Jeremy Richman, 49 years old. Sydney Aiello, 19. Calvin Desir, 16.

What mass shooting? I can hear you asking. When? Why I haven't I heard about it?

You probably did hear about it.

We lost Jeremy Richman to the Sandy Hook Massacre in 2012. Both Sydney Aiello and Calvin Desir, to the Marjory Stoneman Douglas massacre on Valentine's Day of 2018. The first anniversary for the latter has just passed, while the 5th anniversary of the Sandy Hook shooting was December 14th.

All three survived these shootings. All three took their own lives.

This is a painful reminder that death doesn't stop when the shooting has stopped.

Jeremy Richman lost his 6-year-old daughter, Avielle, in the Sandy Hook massacre of 2014. Afterward, he started his own foundation and told Anderson Cooper that he was simply doing his best to get out of bed every morning. He was a neuroscientist, who strove to understand why such violent behavior occurs in the first place. Of his daughter's death, he said," It's such a shock to the system, that you just feel displaced like the world is spinning and you are not and you are just going to get thrown off of it. We came to the idea that we were going to create a foundation in her honor." He strove for justice and reason in a world that took the most precious thing from him.

It has been six and a half years, but the trauma never leaves you. Even though Jeremy was apparently functioning in his day to day life, the recent autopsy confirmed his death a suicide.

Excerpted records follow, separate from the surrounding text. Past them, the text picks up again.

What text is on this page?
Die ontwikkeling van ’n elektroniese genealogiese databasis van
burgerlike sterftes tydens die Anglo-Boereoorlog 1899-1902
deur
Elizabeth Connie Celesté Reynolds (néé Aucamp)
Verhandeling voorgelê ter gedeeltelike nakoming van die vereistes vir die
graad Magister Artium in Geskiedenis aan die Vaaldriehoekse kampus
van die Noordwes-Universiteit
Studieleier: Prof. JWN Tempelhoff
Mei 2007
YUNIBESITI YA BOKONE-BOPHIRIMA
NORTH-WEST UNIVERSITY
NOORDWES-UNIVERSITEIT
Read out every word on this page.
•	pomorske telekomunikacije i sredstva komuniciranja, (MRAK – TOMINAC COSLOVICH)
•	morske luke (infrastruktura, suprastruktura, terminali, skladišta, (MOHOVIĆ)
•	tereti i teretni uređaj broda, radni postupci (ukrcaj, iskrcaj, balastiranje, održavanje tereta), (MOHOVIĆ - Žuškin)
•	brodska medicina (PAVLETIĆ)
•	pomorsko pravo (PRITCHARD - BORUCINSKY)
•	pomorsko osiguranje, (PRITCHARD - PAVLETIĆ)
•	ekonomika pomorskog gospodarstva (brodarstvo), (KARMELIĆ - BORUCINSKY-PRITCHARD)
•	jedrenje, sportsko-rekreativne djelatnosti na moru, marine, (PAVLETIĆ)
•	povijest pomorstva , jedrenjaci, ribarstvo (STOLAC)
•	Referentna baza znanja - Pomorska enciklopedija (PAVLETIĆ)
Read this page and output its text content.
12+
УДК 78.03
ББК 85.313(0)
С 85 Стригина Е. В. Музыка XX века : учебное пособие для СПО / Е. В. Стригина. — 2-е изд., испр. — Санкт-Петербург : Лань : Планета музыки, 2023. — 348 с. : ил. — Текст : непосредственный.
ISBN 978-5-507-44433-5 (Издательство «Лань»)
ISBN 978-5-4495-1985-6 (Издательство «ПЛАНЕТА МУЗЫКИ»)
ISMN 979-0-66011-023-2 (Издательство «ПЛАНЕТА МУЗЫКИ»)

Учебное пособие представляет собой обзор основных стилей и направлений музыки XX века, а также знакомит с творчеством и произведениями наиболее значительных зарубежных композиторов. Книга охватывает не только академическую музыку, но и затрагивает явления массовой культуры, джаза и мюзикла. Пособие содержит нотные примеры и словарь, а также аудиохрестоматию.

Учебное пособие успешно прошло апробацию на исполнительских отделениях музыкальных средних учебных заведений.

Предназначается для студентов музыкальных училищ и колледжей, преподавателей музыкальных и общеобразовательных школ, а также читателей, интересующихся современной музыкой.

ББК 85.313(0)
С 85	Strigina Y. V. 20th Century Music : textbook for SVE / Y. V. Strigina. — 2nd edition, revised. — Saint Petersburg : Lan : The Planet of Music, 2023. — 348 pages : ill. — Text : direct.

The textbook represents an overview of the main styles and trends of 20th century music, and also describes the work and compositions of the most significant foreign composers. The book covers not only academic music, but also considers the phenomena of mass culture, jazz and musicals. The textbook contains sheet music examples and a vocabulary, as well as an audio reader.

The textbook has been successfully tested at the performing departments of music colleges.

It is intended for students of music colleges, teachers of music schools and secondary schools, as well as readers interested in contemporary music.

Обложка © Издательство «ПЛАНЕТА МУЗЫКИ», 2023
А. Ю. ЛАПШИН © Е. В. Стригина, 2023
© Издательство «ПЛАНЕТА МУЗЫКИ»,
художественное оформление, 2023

Sydney Aiello recently graduated from high school. She was diagnosed with post-traumatic stress disorder as well as survivors guilt. On her twitter, she expressed empathy for people like Robin Williams and Anthony Bourdain, who seemed cheerful before their suicides. She was going to go into the medical field, liked yoga, cheerleading, and brightening people's days, according to her family's Gofundme account. Her mother said that she was struggling in college, because classrooms now scared her, only reminding her of the incident. She lost her close friend, Meadow Pollack in the shooting. Meadow's brother, Hunter, tweeted his agony about losing Sydney as well. Her bright smile and bubbly personality will certainly be missed.

Within a week of Sydney's death, Calvin Desir, 16, killed himself. He too was described as a wonderful person, who wouldn't hurt a fly, described by his family as soft-spoken, selfless, and someone who would never hurt a fly. He enjoyed riding his bike, cooking, trying new recipes, and spending time with his sisters.

A year, six and a half years later, 10 years. The pain will never go away.

Experts say that in mass killings like these, "particularly in schools, where we expect to be safe, the incidence of PTSD afterward can be very high." Primarily because the location is one where students, faculty and parents alike expect safety to be found.

If nothing can or will be done to prevent tragedies like these, before they happen, put energy into giving the survivors proper mental health care. Especially as we face more and more people who will be dealing with the aftermath of such events. Remember the risk factors, anniversaries, illnesses, life transitions, birthdays, things that may make them feel guilty for living while others don't.

Memorize the signs of survivors guilt, PTSD and of suicide. If you can, donate money to a research or prevention fund, like those that can be found here.

Most importantly, remember to be kind and warm, like the three we lost were. Make the world a kinder place than the one they left.

Sydney, Jeremy, and Calvin will be missed dearly, by both those who knew them and those who didn't. Rest in peace.